Il produttore di materiali sostenibili con sede negli Stati Uniti AlgiKnit ha annunciato che sta cambiando il marchio Keel Labs. Anche il filato a base di alghe di punta dell’azienda ha ricevuto un nuovo nome, Kelsun.

“Stiamo costruendo un futuro in cui materiali sostenibili sfruttino la potenza dei nostri oceani”

Keel Labs afferma che il nuovo marchio, sviluppato in collaborazione con il pluripremiato studio di design Pentagram, mira a riflettere la sua missione di supportare un futuro sostenibile.

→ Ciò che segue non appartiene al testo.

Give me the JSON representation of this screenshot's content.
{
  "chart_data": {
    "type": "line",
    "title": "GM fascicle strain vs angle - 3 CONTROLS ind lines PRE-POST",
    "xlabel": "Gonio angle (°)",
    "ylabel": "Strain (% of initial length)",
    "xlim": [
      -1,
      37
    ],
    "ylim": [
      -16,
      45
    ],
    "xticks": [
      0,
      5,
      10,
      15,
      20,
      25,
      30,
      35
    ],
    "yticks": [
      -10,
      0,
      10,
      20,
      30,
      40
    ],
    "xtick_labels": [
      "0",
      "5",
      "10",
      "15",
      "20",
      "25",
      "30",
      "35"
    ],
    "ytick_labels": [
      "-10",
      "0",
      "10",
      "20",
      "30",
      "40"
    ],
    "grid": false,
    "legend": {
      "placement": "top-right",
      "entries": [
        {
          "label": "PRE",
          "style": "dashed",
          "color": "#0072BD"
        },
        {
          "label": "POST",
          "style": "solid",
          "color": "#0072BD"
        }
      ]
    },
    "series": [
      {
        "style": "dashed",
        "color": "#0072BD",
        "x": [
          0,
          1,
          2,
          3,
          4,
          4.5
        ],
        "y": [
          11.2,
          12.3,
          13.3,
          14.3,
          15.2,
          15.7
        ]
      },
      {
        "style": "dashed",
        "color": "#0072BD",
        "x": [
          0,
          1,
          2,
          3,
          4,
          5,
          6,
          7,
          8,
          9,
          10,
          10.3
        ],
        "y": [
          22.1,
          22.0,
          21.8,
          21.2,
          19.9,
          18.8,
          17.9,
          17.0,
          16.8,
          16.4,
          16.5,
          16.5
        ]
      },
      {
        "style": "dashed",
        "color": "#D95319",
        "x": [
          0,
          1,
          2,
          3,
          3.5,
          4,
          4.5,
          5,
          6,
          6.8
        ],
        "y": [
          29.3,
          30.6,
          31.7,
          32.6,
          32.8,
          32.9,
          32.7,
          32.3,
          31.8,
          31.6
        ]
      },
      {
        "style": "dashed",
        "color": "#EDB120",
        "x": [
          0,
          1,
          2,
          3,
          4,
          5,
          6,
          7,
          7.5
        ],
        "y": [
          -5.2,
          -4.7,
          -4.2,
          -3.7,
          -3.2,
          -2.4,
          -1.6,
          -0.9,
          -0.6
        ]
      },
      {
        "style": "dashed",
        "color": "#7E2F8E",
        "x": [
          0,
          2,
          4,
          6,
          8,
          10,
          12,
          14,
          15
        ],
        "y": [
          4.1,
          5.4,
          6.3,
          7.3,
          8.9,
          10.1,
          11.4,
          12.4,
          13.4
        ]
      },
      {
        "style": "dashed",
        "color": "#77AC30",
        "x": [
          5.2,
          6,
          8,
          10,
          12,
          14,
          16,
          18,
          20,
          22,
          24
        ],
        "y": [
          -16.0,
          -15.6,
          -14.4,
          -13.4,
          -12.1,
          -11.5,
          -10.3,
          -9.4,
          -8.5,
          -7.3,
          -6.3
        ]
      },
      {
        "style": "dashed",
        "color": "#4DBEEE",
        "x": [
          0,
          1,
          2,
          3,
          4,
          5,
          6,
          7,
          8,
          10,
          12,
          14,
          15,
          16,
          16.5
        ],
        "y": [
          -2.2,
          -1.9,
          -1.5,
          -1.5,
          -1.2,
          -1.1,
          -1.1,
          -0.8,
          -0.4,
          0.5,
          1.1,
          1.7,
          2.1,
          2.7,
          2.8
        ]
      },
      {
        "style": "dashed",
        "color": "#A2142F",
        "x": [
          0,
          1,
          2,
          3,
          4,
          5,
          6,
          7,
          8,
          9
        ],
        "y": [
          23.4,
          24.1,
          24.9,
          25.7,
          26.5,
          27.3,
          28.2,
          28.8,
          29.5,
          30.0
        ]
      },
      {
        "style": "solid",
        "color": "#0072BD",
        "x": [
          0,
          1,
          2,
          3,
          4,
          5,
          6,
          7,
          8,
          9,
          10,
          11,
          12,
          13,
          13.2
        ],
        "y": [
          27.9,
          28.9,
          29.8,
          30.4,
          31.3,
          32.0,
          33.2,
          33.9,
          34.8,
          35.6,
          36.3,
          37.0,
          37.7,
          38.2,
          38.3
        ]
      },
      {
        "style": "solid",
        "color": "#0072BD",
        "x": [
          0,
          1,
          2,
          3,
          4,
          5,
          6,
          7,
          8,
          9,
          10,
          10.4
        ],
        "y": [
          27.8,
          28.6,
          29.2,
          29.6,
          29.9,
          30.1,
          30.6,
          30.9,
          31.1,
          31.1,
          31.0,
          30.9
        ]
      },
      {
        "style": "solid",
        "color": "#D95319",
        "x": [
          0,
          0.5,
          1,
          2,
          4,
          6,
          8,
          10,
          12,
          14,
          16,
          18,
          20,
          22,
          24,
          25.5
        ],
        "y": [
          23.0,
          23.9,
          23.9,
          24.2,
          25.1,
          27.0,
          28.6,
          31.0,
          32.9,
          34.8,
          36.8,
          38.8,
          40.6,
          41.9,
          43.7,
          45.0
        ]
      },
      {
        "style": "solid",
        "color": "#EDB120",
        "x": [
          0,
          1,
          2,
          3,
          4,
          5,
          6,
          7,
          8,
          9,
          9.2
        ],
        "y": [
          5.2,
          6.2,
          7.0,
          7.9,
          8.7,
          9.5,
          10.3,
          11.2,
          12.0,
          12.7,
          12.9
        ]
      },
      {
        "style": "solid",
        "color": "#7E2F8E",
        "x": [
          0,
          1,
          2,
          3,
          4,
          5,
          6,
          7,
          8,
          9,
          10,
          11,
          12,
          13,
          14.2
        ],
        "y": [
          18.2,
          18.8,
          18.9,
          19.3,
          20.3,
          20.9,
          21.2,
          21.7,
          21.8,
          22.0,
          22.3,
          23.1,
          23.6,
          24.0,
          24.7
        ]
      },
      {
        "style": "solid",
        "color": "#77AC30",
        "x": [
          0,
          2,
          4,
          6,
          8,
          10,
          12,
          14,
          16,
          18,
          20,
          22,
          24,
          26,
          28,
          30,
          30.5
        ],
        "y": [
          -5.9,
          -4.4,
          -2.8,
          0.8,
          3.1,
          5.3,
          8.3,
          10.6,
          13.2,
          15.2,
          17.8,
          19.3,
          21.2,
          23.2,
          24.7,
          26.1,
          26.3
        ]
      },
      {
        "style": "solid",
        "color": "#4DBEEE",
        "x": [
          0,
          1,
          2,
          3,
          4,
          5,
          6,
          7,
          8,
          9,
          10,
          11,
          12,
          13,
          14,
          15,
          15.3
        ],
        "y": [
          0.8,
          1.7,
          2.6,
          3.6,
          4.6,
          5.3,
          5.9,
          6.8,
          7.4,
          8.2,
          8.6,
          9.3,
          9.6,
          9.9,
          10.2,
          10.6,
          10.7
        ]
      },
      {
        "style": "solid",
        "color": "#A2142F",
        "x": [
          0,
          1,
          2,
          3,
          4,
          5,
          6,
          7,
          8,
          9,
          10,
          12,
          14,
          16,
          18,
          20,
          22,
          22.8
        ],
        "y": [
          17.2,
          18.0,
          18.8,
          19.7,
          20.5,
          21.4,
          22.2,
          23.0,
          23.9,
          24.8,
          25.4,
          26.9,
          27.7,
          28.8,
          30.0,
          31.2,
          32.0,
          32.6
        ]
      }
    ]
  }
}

Una chiglia è la spina dorsale strutturale di una nave, che aiuta a creare equilibrio e mantenere la nave in movimento in avanti. Il nome simboleggia quindi l’intenzione dell’azienda di essere leader nei tessuti sostenibili.

Secondo Pentagram, le immagini che ha sviluppato per Keel Labs celebrano la bellezza dell’ambiente naturale con una presentazione semplice e chiara. Il nuovo nome e il nuovo marchio sono ora disponibili su tutte le piattaforme.

filato a base di alghe
© Ryan Duffin

Produzione di filati a base di alghe

Keel Labs produce i suoi filati estraendo dalle alghe una sostanza chiamata alginato e combinandola con biopolimeri rinnovabili. Il filato risultante può quindi essere lavorato a maglia in tessuti e tinto. L’obiettivo è fornire un’alternativa agli attuali metodi di produzione del filato, che spesso sono altamente inquinanti e ad alta intensità di risorse.

Lo scorso dicembre, Keel ha aperto un hub di innovazione nella Carolina del Nord per fornire spazio di ricerca e sviluppo e ospitare i team aziendali e di produzione interni. Il giugno successivo, la società ha raccolto 13 milioni di dollari, che prevede di utilizzare per scalare la produzione.

“Il nome Keel Labs racchiude la nostra visione di orizzonti in continua espansione, del nostro impegno per l’innovazione e le opportunità”, ha affermato Tessa Callaghan, co-fondatrice e CEO di Keel Labs. “Il nostro lavoro inizia con la fibra ma la nostra responsabilità non finisce qui. Stiamo costruendo un futuro in cui i materiali sostenibili sfruttino il potere dei nostri oceani per abbracciare industrie e applicazioni, riparando il rapporto dell’umanità con i nostri ecosistemi naturali”.